2  Pour d’autres informations sur le film (sélection en festivals, revue de presse, etc.) : riverboom.ch

3  Source : cbo-boxoffice.com consulté le 22 avril 2025.

4  Le monteur Kevin Schlosser a reçu le Prix du meilleur montage pour Riverboom lors de la cérémonie qui a eu lieu le 21 mars 2025.

5  13’369 entrées en salles dont 11’603 en Suisse romande.

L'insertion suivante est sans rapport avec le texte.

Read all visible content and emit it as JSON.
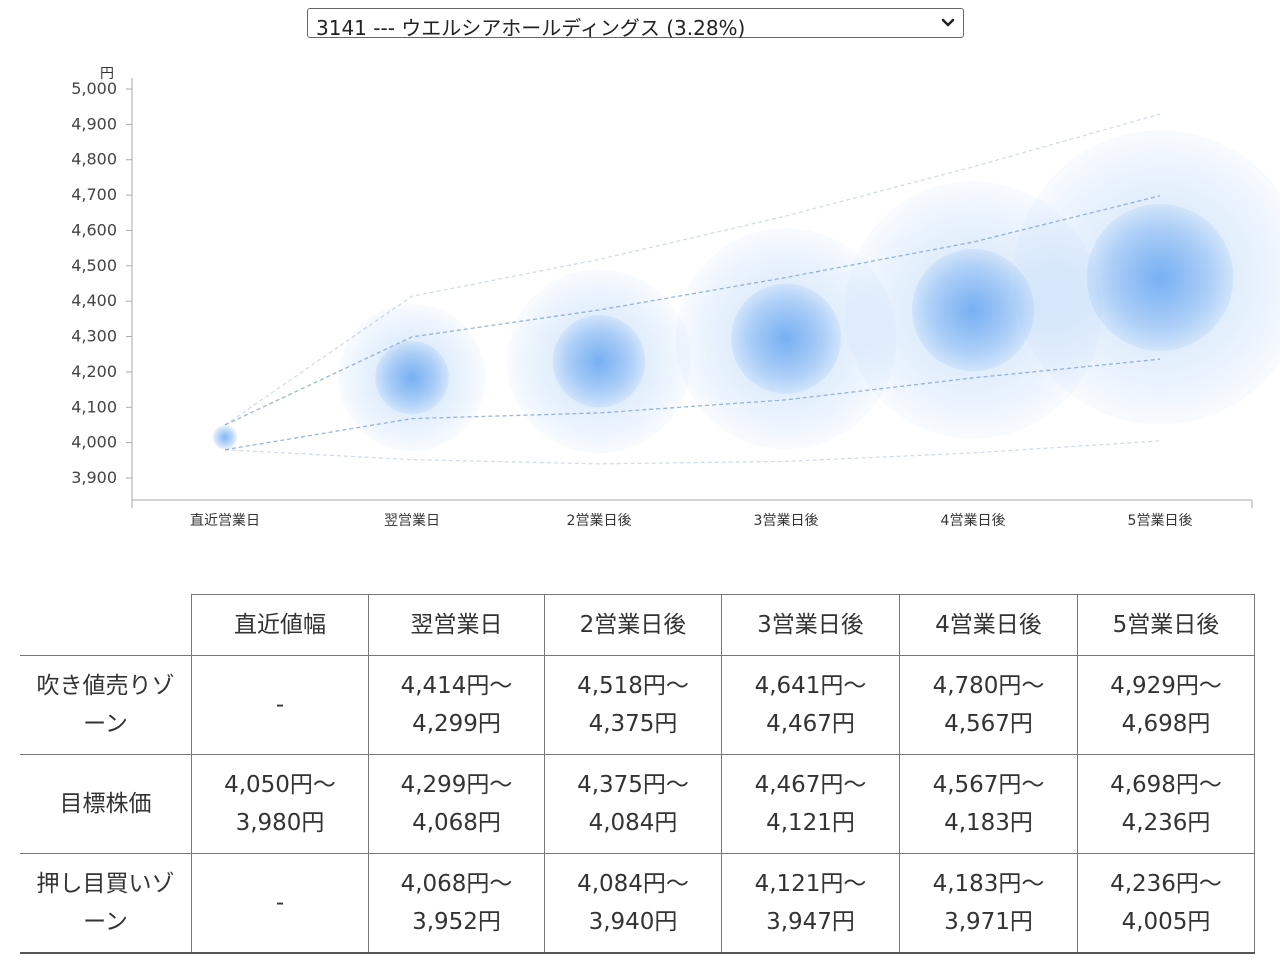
{
  "selector": {
    "value": "3141 --- ウエルシアホールディングス (3.28%)",
    "arrow_icon": "chevron-down-icon"
  },
  "chart_data": {
    "type": "bubble-forecast",
    "ylabel": "円",
    "ylim": [
      3850,
      5000
    ],
    "yticks": [
      3900,
      4000,
      4100,
      4200,
      4300,
      4400,
      4500,
      4600,
      4700,
      4800,
      4900,
      5000
    ],
    "categories": [
      "直近営業日",
      "翌営業日",
      "2営業日後",
      "3営業日後",
      "4営業日後",
      "5営業日後"
    ],
    "center": [
      4015,
      4184,
      4230,
      4294,
      4375,
      4467
    ],
    "upper_outer": [
      4050,
      4414,
      4518,
      4641,
      4780,
      4929
    ],
    "upper_inner": [
      4050,
      4299,
      4375,
      4467,
      4567,
      4698
    ],
    "lower_inner": [
      3980,
      4068,
      4084,
      4121,
      4183,
      4236
    ],
    "lower_outer": [
      3980,
      3952,
      3940,
      3947,
      3971,
      4005
    ],
    "colors": {
      "bubble": "#5b9ff0",
      "guide": "#6f97c8",
      "axis": "#aaaaaa"
    }
  },
  "table": {
    "headers": [
      "直近値幅",
      "翌営業日",
      "2営業日後",
      "3営業日後",
      "4営業日後",
      "5営業日後"
    ],
    "rows": [
      {
        "label": [
          "吹き値売りゾ",
          "ーン"
        ],
        "cells": [
          [
            "-",
            ""
          ],
          [
            "4,414円〜",
            "4,299円"
          ],
          [
            "4,518円〜",
            "4,375円"
          ],
          [
            "4,641円〜",
            "4,467円"
          ],
          [
            "4,780円〜",
            "4,567円"
          ],
          [
            "4,929円〜",
            "4,698円"
          ]
        ]
      },
      {
        "label": [
          "目標株価",
          ""
        ],
        "cells": [
          [
            "4,050円〜",
            "3,980円"
          ],
          [
            "4,299円〜",
            "4,068円"
          ],
          [
            "4,375円〜",
            "4,084円"
          ],
          [
            "4,467円〜",
            "4,121円"
          ],
          [
            "4,567円〜",
            "4,183円"
          ],
          [
            "4,698円〜",
            "4,236円"
          ]
        ]
      },
      {
        "label": [
          "押し目買いゾ",
          "ーン"
        ],
        "cells": [
          [
            "-",
            ""
          ],
          [
            "4,068円〜",
            "3,952円"
          ],
          [
            "4,084円〜",
            "3,940円"
          ],
          [
            "4,121円〜",
            "3,947円"
          ],
          [
            "4,183円〜",
            "3,971円"
          ],
          [
            "4,236円〜",
            "4,005円"
          ]
        ]
      }
    ]
  }
}
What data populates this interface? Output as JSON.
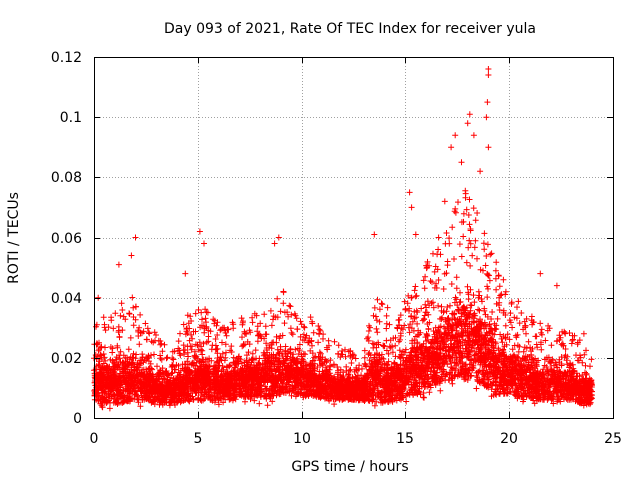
{
  "chart_data": {
    "type": "scatter",
    "title": "Day 093 of 2021, Rate Of TEC Index for receiver yula",
    "xlabel": "GPS time / hours",
    "ylabel": "ROTI / TECUs",
    "xlim": [
      0,
      25
    ],
    "ylim": [
      0,
      0.12
    ],
    "x_ticks": [
      0,
      5,
      10,
      15,
      20,
      25
    ],
    "x_tick_labels": [
      "0",
      "5",
      "10",
      "15",
      "20",
      "25"
    ],
    "y_ticks": [
      0,
      0.02,
      0.04,
      0.06,
      0.08,
      0.1,
      0.12
    ],
    "y_tick_labels": [
      "0",
      "0.02",
      "0.04",
      "0.06",
      "0.08",
      "0.1",
      "0.12"
    ],
    "grid": true,
    "marker": "+",
    "series_color": "#ff0000",
    "x_range_of_data": [
      0,
      24
    ],
    "envelope": {
      "hours": [
        0,
        0.5,
        1,
        1.5,
        2,
        2.5,
        3,
        3.5,
        4,
        4.5,
        5,
        5.5,
        6,
        6.5,
        7,
        7.5,
        8,
        8.5,
        9,
        9.5,
        10,
        10.5,
        11,
        11.5,
        12,
        12.5,
        13,
        13.5,
        14,
        14.5,
        15,
        15.5,
        16,
        16.5,
        17,
        17.5,
        18,
        18.5,
        19,
        19.5,
        20,
        20.5,
        21,
        21.5,
        22,
        22.5,
        23,
        23.5,
        24
      ],
      "typical_max": [
        0.03,
        0.034,
        0.038,
        0.04,
        0.042,
        0.032,
        0.028,
        0.024,
        0.026,
        0.034,
        0.04,
        0.036,
        0.032,
        0.032,
        0.034,
        0.034,
        0.036,
        0.04,
        0.044,
        0.038,
        0.034,
        0.034,
        0.03,
        0.026,
        0.024,
        0.022,
        0.022,
        0.04,
        0.038,
        0.036,
        0.04,
        0.046,
        0.052,
        0.056,
        0.064,
        0.072,
        0.078,
        0.068,
        0.06,
        0.05,
        0.044,
        0.04,
        0.036,
        0.032,
        0.032,
        0.03,
        0.028,
        0.026,
        0.024
      ],
      "typical_min": [
        0.006,
        0.005,
        0.005,
        0.005,
        0.006,
        0.006,
        0.005,
        0.005,
        0.005,
        0.006,
        0.006,
        0.006,
        0.006,
        0.006,
        0.007,
        0.007,
        0.007,
        0.007,
        0.008,
        0.008,
        0.008,
        0.007,
        0.007,
        0.006,
        0.006,
        0.006,
        0.006,
        0.005,
        0.005,
        0.006,
        0.007,
        0.008,
        0.01,
        0.012,
        0.012,
        0.014,
        0.014,
        0.012,
        0.01,
        0.008,
        0.008,
        0.007,
        0.007,
        0.006,
        0.006,
        0.006,
        0.006,
        0.005,
        0.005
      ]
    },
    "notable_points": [
      {
        "x": 0.2,
        "y": 0.04
      },
      {
        "x": 1.2,
        "y": 0.051
      },
      {
        "x": 1.8,
        "y": 0.054
      },
      {
        "x": 2.0,
        "y": 0.06
      },
      {
        "x": 4.4,
        "y": 0.048
      },
      {
        "x": 5.1,
        "y": 0.062
      },
      {
        "x": 5.3,
        "y": 0.058
      },
      {
        "x": 8.7,
        "y": 0.058
      },
      {
        "x": 8.9,
        "y": 0.06
      },
      {
        "x": 13.5,
        "y": 0.061
      },
      {
        "x": 15.2,
        "y": 0.075
      },
      {
        "x": 15.3,
        "y": 0.07
      },
      {
        "x": 15.5,
        "y": 0.061
      },
      {
        "x": 16.6,
        "y": 0.06
      },
      {
        "x": 16.9,
        "y": 0.072
      },
      {
        "x": 17.2,
        "y": 0.09
      },
      {
        "x": 17.4,
        "y": 0.094
      },
      {
        "x": 17.7,
        "y": 0.085
      },
      {
        "x": 18.0,
        "y": 0.098
      },
      {
        "x": 18.1,
        "y": 0.101
      },
      {
        "x": 18.3,
        "y": 0.094
      },
      {
        "x": 18.6,
        "y": 0.082
      },
      {
        "x": 18.9,
        "y": 0.1
      },
      {
        "x": 18.95,
        "y": 0.105
      },
      {
        "x": 19.0,
        "y": 0.116
      },
      {
        "x": 19.0,
        "y": 0.114
      },
      {
        "x": 19.0,
        "y": 0.09
      },
      {
        "x": 21.5,
        "y": 0.048
      },
      {
        "x": 22.3,
        "y": 0.044
      },
      {
        "x": 23.6,
        "y": 0.028
      }
    ]
  }
}
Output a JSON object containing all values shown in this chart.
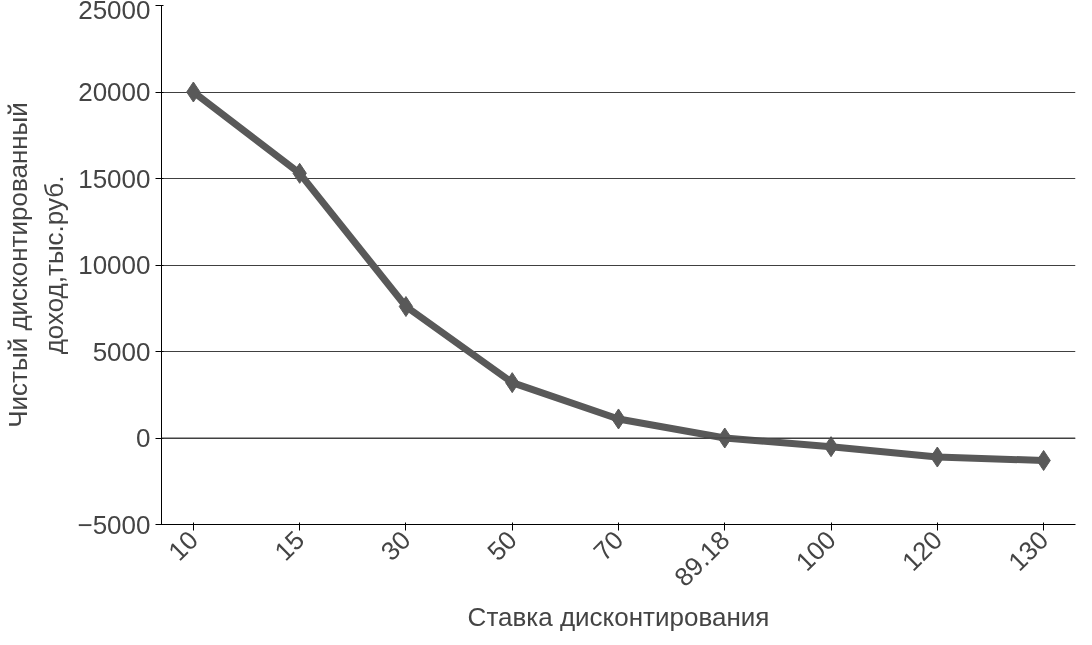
{
  "chart_data": {
    "type": "line",
    "xlabel": "Ставка дисконтирования",
    "ylabel": "Чистый дисконтированный\nдоход,тыс.руб.",
    "categories": [
      "10",
      "15",
      "30",
      "50",
      "70",
      "89.18",
      "100",
      "120",
      "130"
    ],
    "series": [
      {
        "color": "#595959",
        "values": [
          20000,
          15300,
          7600,
          3200,
          1100,
          0,
          -500,
          -1100,
          -1300
        ]
      }
    ],
    "ylim": [
      -5000,
      25000
    ],
    "yticks": [
      -5000,
      0,
      5000,
      10000,
      15000,
      20000,
      25000
    ],
    "grid": "y",
    "marker": "diamond",
    "line_style": "solid"
  }
}
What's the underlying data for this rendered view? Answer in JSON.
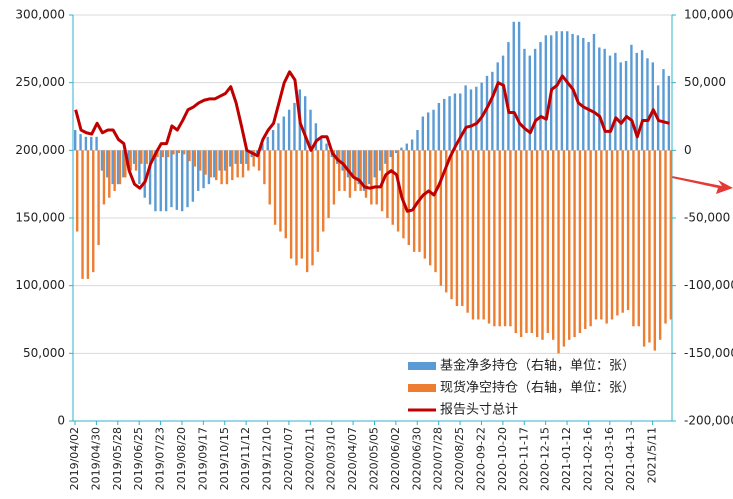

Source : procinema.ch consulté le 22 avril 2025.

6  Nous prenons la liberté, à certains endroits, de nommer les protagonistes uniquement par leur prénom puisque c’est ainsi que le film les présente et les construit comme personnages.

7  Voyage qui avait donné lieu à la publication de La Voie cruelle en 1952 (Genève/Paris, Jeheber).

8  » Riverboom » est aussi le nom d’une société créée par les trois protagonistes entre autres (et ce bien avant la production du film) dont l’édition de livres de photos est l’une des activités. Elle a notamment publié les ouvrages de photos de Claude Baechtold sur la Chine, l’Afghanistan ou Le Louvre. Voir : riverboom.com

9  Les femmes afghanes sont les grandes absentes du film bien que le récit, par l’intermédiaire du narrateur, prenne en charge cette carence pour la nommer et l’assumer. Il serait en effet totalement déplacé et hors des pratiques culturelles locales que des hommes, étrangers qui plus est, s’entretiennent, filment ou photographient des femmes sur place. La distance manifestée par les voyageurs relève plus selon nous du respect des usages que d’une invisibilisation des femmes.